Ce matin en quittant le camping, je suis partie sous les applaudissements des amis qui ont enchanté ma soirée d’hier. Déjà mon dernier jour sur la Icefields Parkway. Je laisse derrière moi des paysages de cartes postales et des souvenirs qui resteront gravés dans ma mémoire à tout jamais. Ma journée pourrait s’intituler « sur la route des lacs », car aujourd’hui je vais découvrir les plus célèbres et sûrement les plus beaux lacs des Rocheuses. La chaleur est pire que les autres jours, je sens que cela va être dur. La montée pour arriver au célèbre lac Peyto, me reste sur les jambes. La petite marche pour me rendre au lac me fait du bien pour détendre mes muscles. Même si j’avais déjà vu des photos du lac Peyto, je reste scotchée en le découvrant. La scène est juste parfaite ; sans conteste le lac Peyto décroche la médaille d’or.

Alors que je retourne vers mon vélo, Christine, pilote d’avion vivant à Montréal, commence à entamer la conversation et instinctivement me demande si j’ai besoin d’eau et de nourriture. En plus de son adresse pour m’héberger si j’ai besoin, elle m’offre 2 pommes qui sont comme un salut pour moi qui n’ai plus mangé de fruits depuis Jasper. Sur le parking du Lac Peyto je suis l’attraction : tour à tour les gens viennent discuter et saluer mon courage de réaliser une telle traversée. Toutes ces personnes me donnent du baume au cœur et c’est requinquée que je reprends la route. Petite halte au lac Herbert et je tombe sur mes amis du Lac Waterfowl qui sont venus se baigner. Ma tournée des lacs continue avec cette fois et une très belle découverte d’un lac dont j’avais peu entendu parlé et dont je n’avais pas d’images en tête : Bow Lake. Je suis totalement sous le charme, moi qui pensait ne plus pouvoir être émerveillée après avoir vu le lac Peyto.

J’arrive à la station de Lake Louise. Après 3 jours à rouler sous une chaleur étouffante, il me faut trouver un camping avec une douche.
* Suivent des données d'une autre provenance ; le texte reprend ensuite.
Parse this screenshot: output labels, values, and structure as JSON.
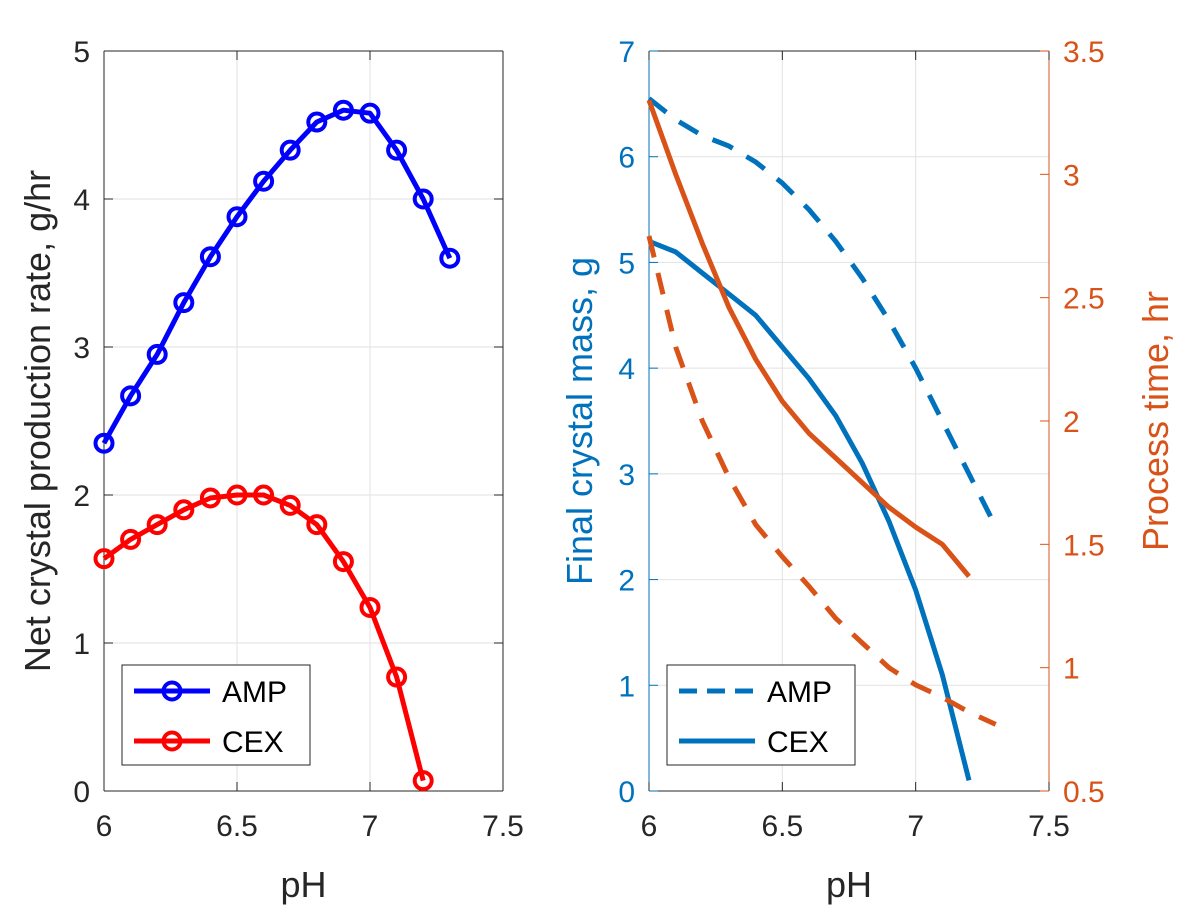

Même les moustiques ne viennent plus s’attaquer à moi. Lake Louise campground affiche complet, mais il y a toujours des emplacements à partager réservés pour les cyclo voyageurs. J’achète des fruits, légumes et un yaourt au supermarché. Je vais enfin pouvoir manger autre chose que des barres de céréales, des fruits séchés et des amandes. Je tombe par hasard sur 2 des allemandes rencontrées à l’auberge de jeunesse de Beauty Creek : « You did it Sandrine, you can be proud of you ! ». J’installe ma tente et avant de savourer une bonne douche, de décide de partir avec Elise en version ligth, pour un dernier lac : le fameux Lake Louise. Il est 18h, je me dis qu’il y aura sûrement moins de touristes et surtout moins de circulation, sur les 4 kms de montée sur une route étroite et en lacets. Je donne mes dernières force pour Louise, mais arrivée sur place je suis très déçue. Lake Louise ne vaut vraiment pas tout le patacaisse que l’on en fait. Je préfère de loin Bow Lake. Je retourne au camping, aucun cycliste ne viendra partager mon emplacement ce soir. Je commence à me demander si crazy girl ne les fait pas fuir.
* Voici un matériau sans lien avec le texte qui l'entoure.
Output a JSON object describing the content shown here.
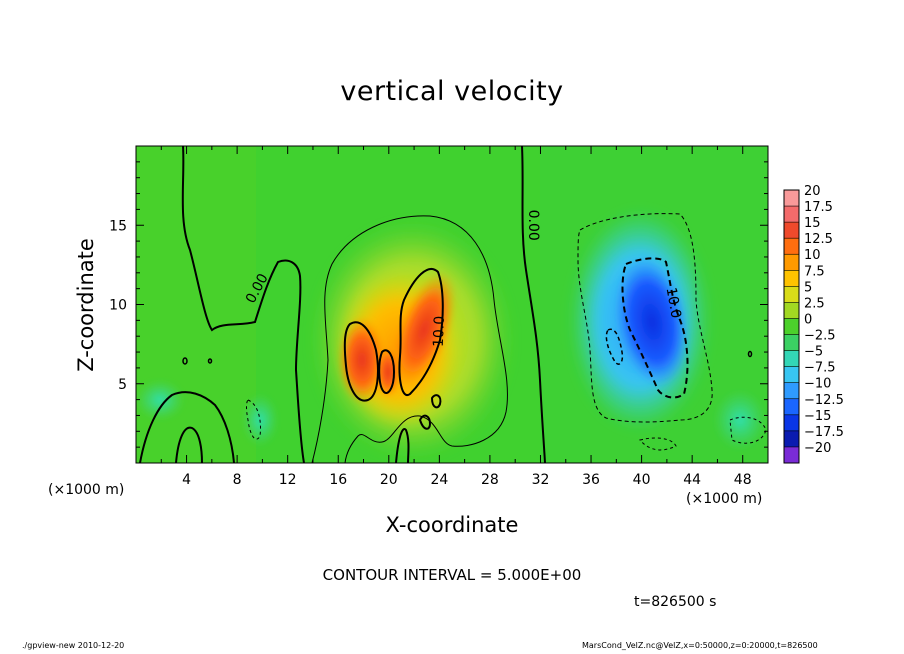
{
  "chart_data": {
    "type": "heatmap",
    "title": "vertical velocity",
    "xlabel": "X-coordinate",
    "ylabel": "Z-coordinate",
    "x_unit_label": "(×1000 m)",
    "y_unit_label": "(×1000 m)",
    "xlim": [
      0,
      50
    ],
    "ylim": [
      0,
      20
    ],
    "x_ticks": [
      4,
      8,
      12,
      16,
      20,
      24,
      28,
      32,
      36,
      40,
      44,
      48
    ],
    "y_ticks": [
      5,
      10,
      15
    ],
    "colorbar": {
      "min": -20,
      "max": 20,
      "levels": [
        20,
        17.5,
        15,
        12.5,
        10,
        7.5,
        5,
        2.5,
        0,
        -2.5,
        -5,
        -7.5,
        -10,
        -12.5,
        -15,
        -17.5,
        -20
      ],
      "labels": [
        "20",
        "17.5",
        "15",
        "12.5",
        "10",
        "7.5",
        "5",
        "2.5",
        "0",
        "−2.5",
        "−5",
        "−7.5",
        "−10",
        "−12.5",
        "−15",
        "−17.5",
        "−20"
      ]
    },
    "contour_labels": [
      {
        "text": "0.00",
        "x": 9.6,
        "z": 11.0,
        "rotate": -62
      },
      {
        "text": "0.00",
        "x": 31.4,
        "z": 15.0,
        "rotate": 90
      },
      {
        "text": "10.0",
        "x": 24.0,
        "z": 8.3,
        "rotate": -88
      },
      {
        "text": "10.0",
        "x": 42.5,
        "z": 10.1,
        "rotate": 80
      }
    ],
    "features": [
      {
        "name": "updraft-core-left",
        "x": 18.0,
        "z": 6.8,
        "value": 13
      },
      {
        "name": "updraft-core-right",
        "x": 22.7,
        "z": 8.0,
        "value": 15
      },
      {
        "name": "downdraft-core",
        "x": 41.0,
        "z": 8.2,
        "value": -14
      }
    ],
    "contour_interval": "CONTOUR INTERVAL = 5.000E+00",
    "time_label": "t=826500 s",
    "grid": false
  },
  "footer": {
    "left": "./gpview-new  2010-12-20",
    "right": "MarsCond_VelZ.nc@VelZ,x=0:50000,z=0:20000,t=826500"
  }
}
En trois jours j’ai avalé des routes aux allures de montagnes russes : 2379 mètres en dénivelé positif et 1876 mètres en dénivelé négatif . Je peux vous dire qu’il faut y être pour réaliser. Finalement cela fait plus peur à regarder qu’à grimper : un coup de pédale à la fois et j’y suis arrivée. Cette traversée de la Icefields Parkway m’a fait réaliser à quel point nous ne sommes pas grand chose face à tous ces géants de roches, de neige et de glace. Ces 230 kms nous alerte aussi sur les changements climatiques, la fonte des glaciers qui reculent un peu plus chaque année. Qu’adviendra-t-il de la splendeur de ces paysages dans quelques années ? Je vous souhaite de parcourir un jour la plus belle route panoramique au monde et je ne peux que vous encourager à la parcourir à vélo, pour profiter de toute sa splendeur en ayant tous vos sens en éveil. En voiture vous ne sentirez jamais les parfums qui exaltent vos narines. La seule brise fraîche que vous ressentirez sera celle de la climatisation de votre voiture, pendant que le cycliste savoure une brise venue des lacs, comme une caresse sur une peau brûlée par le soleil. En voiture vous ne pourrez jamais vous rendre compte des perspectives  des paysages en roulant trop vite, ni entendre le chant des cascades, des rivières et des oiseaux, car vos oreilles seront polluées par le son de votre autoradio. Je suis née près de la mer, n’ai jamais roulé en montagne et pourtant je l’ai fait. Si j’y suis parvenue, vous aussi vous pouvez y arriver.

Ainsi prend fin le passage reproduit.